Литмир - Электронная Библиотека
A
A

– Te daré unas gotas antes de que vayas a verla. Se te adormecerá un poco la cara, pero no te preocupes; no creo que vayas a besarla en vuestra primera cita. De todos modos, el efecto será pasajero.

Dichas estas palabras, el doctor Taza y Don Tommasino esbozaron una sonrisa socarrona.

El domingo siguiente, Michael dispuso de un Alfa-Romeo, destartalado pero con el motor en buenas condiciones.
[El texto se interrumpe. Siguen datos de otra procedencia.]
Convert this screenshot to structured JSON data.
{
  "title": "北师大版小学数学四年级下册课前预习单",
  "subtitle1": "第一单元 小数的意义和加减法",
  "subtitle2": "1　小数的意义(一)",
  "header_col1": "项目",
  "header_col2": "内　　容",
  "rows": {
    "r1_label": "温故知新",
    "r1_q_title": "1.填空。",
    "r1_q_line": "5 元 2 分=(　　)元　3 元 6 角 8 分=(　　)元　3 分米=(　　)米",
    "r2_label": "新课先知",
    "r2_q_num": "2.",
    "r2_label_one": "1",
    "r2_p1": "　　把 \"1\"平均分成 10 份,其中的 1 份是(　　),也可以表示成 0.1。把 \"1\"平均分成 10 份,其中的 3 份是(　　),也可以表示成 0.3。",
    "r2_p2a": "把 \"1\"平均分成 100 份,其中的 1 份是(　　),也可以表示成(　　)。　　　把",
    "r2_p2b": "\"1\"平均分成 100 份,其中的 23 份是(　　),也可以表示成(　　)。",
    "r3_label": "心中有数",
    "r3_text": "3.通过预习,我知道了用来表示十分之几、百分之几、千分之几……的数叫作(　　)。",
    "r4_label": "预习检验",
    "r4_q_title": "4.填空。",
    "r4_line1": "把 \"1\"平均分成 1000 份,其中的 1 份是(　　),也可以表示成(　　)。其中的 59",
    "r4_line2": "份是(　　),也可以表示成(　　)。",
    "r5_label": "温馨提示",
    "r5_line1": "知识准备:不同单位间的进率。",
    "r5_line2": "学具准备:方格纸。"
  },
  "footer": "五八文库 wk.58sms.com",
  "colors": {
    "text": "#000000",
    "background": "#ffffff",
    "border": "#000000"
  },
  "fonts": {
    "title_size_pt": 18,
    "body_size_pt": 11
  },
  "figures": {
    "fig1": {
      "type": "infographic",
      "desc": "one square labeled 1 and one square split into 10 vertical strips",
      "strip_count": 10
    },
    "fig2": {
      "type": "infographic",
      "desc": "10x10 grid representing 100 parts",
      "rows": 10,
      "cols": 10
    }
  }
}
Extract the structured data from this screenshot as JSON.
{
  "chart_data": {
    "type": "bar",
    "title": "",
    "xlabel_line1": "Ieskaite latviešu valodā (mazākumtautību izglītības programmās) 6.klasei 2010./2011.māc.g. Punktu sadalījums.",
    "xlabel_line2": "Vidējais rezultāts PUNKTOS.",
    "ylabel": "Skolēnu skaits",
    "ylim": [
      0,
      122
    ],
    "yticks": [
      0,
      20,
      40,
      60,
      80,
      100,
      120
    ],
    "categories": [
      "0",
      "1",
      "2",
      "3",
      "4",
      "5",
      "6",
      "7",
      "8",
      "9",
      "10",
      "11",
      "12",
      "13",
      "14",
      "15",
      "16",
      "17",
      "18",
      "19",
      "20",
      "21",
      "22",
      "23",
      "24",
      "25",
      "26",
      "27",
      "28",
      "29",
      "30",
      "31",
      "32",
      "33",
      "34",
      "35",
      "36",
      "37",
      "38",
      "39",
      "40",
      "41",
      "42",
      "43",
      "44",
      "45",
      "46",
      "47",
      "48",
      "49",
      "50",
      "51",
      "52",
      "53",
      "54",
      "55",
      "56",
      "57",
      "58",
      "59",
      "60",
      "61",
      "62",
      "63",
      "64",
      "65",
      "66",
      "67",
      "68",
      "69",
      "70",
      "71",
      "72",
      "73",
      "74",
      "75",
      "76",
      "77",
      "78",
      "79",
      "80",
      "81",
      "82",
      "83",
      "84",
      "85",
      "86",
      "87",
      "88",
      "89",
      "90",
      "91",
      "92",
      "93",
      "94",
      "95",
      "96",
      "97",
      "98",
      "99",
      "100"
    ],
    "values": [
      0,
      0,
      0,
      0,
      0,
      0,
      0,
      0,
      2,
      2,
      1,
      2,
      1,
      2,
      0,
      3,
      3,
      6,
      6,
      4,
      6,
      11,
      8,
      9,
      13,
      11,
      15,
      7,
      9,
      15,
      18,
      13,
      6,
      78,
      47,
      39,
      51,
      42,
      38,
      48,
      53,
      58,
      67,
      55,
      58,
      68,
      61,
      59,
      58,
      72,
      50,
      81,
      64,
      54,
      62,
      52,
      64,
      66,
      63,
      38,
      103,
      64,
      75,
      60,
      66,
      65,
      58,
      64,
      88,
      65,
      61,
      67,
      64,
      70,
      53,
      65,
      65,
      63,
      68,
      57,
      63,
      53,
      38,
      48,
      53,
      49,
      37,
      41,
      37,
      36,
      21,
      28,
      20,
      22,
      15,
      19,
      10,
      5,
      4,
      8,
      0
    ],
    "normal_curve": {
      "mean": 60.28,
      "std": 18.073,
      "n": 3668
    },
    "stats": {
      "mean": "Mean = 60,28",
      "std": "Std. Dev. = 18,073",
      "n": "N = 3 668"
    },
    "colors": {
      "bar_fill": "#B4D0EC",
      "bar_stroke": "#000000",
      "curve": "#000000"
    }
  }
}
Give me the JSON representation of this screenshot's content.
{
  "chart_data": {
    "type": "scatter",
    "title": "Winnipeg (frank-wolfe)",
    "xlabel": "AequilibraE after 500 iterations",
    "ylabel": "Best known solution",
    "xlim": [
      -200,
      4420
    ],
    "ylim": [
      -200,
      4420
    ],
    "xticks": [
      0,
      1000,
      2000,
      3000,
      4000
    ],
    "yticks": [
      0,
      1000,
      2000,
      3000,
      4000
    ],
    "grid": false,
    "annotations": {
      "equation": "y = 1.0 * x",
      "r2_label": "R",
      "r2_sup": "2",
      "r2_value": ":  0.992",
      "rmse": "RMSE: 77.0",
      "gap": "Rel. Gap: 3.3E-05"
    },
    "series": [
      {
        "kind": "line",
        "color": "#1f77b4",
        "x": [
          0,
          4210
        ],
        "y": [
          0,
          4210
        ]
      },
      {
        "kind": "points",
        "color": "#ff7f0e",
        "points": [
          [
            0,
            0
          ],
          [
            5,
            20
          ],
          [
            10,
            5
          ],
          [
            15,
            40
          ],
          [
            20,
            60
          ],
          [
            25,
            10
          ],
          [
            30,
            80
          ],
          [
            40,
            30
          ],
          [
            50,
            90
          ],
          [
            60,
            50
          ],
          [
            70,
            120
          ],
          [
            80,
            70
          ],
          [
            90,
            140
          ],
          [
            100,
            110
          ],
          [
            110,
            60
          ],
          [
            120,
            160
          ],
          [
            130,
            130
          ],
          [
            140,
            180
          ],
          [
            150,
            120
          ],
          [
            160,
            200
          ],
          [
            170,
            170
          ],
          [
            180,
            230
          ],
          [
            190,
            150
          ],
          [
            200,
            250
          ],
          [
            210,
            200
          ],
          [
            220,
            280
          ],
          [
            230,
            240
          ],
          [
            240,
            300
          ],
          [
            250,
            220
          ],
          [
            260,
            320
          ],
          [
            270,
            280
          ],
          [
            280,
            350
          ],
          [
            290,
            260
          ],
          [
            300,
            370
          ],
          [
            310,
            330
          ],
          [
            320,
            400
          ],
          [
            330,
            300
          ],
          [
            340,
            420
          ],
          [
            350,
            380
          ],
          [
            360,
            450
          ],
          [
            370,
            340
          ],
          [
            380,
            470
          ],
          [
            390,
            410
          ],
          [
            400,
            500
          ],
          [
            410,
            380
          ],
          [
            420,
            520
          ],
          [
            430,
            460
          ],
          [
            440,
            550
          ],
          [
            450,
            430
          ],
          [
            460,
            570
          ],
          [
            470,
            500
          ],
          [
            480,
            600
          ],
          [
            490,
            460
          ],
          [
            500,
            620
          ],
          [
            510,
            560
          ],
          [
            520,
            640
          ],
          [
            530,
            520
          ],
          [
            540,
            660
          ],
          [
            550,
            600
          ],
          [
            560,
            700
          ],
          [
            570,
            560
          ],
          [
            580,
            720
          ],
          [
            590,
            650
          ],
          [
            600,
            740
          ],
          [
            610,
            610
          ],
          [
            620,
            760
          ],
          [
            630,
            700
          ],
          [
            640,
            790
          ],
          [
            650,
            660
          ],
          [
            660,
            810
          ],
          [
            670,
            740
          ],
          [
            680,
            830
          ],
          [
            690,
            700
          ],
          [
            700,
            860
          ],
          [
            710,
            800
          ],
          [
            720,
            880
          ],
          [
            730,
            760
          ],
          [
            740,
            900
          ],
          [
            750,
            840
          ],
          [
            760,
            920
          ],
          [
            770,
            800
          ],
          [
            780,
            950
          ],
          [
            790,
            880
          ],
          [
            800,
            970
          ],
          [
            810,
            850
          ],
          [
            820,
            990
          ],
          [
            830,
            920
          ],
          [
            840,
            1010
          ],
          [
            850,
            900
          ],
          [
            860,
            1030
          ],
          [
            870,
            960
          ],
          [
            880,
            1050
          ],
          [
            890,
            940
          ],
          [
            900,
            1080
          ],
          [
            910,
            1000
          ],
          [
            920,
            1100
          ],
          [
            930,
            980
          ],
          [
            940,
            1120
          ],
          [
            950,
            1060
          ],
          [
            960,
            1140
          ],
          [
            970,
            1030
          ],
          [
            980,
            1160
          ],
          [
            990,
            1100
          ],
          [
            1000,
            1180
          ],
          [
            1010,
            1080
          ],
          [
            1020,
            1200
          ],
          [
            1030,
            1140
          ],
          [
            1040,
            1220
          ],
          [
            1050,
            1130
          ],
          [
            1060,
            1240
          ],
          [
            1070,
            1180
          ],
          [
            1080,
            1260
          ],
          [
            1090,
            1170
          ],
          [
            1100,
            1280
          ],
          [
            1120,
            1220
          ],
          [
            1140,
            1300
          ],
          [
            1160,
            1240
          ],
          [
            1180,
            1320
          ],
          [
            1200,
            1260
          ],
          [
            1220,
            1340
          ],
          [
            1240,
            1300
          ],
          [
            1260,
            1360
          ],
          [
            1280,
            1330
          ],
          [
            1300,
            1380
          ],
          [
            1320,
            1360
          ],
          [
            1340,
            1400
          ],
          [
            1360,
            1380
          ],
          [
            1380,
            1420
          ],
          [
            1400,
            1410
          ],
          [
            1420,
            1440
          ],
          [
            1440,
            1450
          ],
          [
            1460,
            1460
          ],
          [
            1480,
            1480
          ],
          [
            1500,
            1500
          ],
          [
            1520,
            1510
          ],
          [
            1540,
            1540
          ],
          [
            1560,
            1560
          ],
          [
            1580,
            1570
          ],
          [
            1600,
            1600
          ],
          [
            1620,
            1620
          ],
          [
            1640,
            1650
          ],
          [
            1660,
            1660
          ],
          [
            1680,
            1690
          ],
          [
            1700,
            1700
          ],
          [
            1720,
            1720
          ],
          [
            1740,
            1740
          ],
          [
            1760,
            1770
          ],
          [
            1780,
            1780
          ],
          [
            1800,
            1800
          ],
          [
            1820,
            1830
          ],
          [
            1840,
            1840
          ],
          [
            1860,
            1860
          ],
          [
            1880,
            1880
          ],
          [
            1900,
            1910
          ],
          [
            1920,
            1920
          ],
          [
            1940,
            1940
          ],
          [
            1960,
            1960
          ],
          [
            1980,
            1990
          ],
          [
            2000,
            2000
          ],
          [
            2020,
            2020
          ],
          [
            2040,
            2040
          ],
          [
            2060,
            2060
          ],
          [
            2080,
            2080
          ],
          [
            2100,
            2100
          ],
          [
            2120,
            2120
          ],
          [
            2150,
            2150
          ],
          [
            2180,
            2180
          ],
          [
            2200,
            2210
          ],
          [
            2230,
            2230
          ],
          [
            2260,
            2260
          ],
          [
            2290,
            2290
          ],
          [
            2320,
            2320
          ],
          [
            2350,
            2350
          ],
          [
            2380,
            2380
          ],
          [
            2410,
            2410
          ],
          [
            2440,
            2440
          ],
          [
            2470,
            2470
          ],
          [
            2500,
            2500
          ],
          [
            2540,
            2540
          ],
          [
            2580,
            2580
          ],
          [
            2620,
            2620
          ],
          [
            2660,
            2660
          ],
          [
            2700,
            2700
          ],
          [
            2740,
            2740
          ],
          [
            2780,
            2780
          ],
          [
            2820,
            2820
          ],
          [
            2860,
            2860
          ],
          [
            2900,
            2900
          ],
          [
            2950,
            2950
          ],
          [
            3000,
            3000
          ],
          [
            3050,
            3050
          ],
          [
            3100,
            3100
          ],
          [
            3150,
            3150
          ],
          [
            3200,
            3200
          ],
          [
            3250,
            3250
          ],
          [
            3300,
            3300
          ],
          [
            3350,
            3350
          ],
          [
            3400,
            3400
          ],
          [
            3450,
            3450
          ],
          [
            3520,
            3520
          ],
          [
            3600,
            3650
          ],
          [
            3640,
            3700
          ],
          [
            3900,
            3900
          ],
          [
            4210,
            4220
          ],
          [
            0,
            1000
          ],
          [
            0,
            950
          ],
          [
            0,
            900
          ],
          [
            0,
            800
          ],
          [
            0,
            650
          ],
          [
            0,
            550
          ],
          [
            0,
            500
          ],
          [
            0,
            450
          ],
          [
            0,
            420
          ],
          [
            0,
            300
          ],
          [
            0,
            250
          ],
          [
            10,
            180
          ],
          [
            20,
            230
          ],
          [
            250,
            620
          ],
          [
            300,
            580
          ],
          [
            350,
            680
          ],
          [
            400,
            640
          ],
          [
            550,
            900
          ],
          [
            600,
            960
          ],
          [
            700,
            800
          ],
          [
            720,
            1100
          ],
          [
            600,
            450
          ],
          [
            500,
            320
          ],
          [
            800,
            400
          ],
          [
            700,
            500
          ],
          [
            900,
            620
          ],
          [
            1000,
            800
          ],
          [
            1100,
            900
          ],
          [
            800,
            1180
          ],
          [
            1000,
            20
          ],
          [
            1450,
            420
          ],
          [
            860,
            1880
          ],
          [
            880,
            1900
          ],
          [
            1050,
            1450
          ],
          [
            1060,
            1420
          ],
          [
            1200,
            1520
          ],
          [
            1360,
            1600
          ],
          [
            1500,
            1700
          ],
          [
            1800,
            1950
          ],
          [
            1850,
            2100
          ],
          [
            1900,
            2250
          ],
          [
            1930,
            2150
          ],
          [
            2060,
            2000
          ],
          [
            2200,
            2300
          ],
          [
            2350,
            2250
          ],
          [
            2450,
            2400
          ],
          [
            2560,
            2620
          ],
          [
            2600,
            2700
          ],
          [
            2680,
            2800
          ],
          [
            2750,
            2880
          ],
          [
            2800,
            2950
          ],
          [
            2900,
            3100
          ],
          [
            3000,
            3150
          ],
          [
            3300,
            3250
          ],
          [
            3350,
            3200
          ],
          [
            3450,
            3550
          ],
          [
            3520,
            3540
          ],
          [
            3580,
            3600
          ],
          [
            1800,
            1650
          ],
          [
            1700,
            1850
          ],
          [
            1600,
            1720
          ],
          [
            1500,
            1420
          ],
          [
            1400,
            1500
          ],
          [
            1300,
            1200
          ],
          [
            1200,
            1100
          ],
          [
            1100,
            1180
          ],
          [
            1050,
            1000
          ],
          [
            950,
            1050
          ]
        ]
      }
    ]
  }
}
Unos días antes había ido en autobús a Palermo a fin de comprar regalos para la muchacha y su familia. Se había enterado de que se llamaba Apollonia, y todas las noches soñaba con su hermosa cara y su bonito nombre. Para conciliar el sueño, Michael tenía que beber mucho vino, hasta el punto de que las criadas de la casa habían recibido órdenes de procurar que en la mesilla de noche del americano nunca faltara una botella llena. A la mañana siguiente, la botella estaba vacía. Mientras todas las campanas de Sicilia convocaban a los fieles, Michael se puso al volante del Alfa-Romeo y se dirigió al pueblo, donde aparcó el automóvil frente al café. Calo y Fabrizzio estaban en el asiento trasero con sus lupare, y Michael les dijo que esperaran en el local, que no era necesario que lo acompañaran a la casa de la chica. El café se encontraba cerrado, pero Vitelli estaba esperándolos, apoyado contra la barandilla de la desierta terraza.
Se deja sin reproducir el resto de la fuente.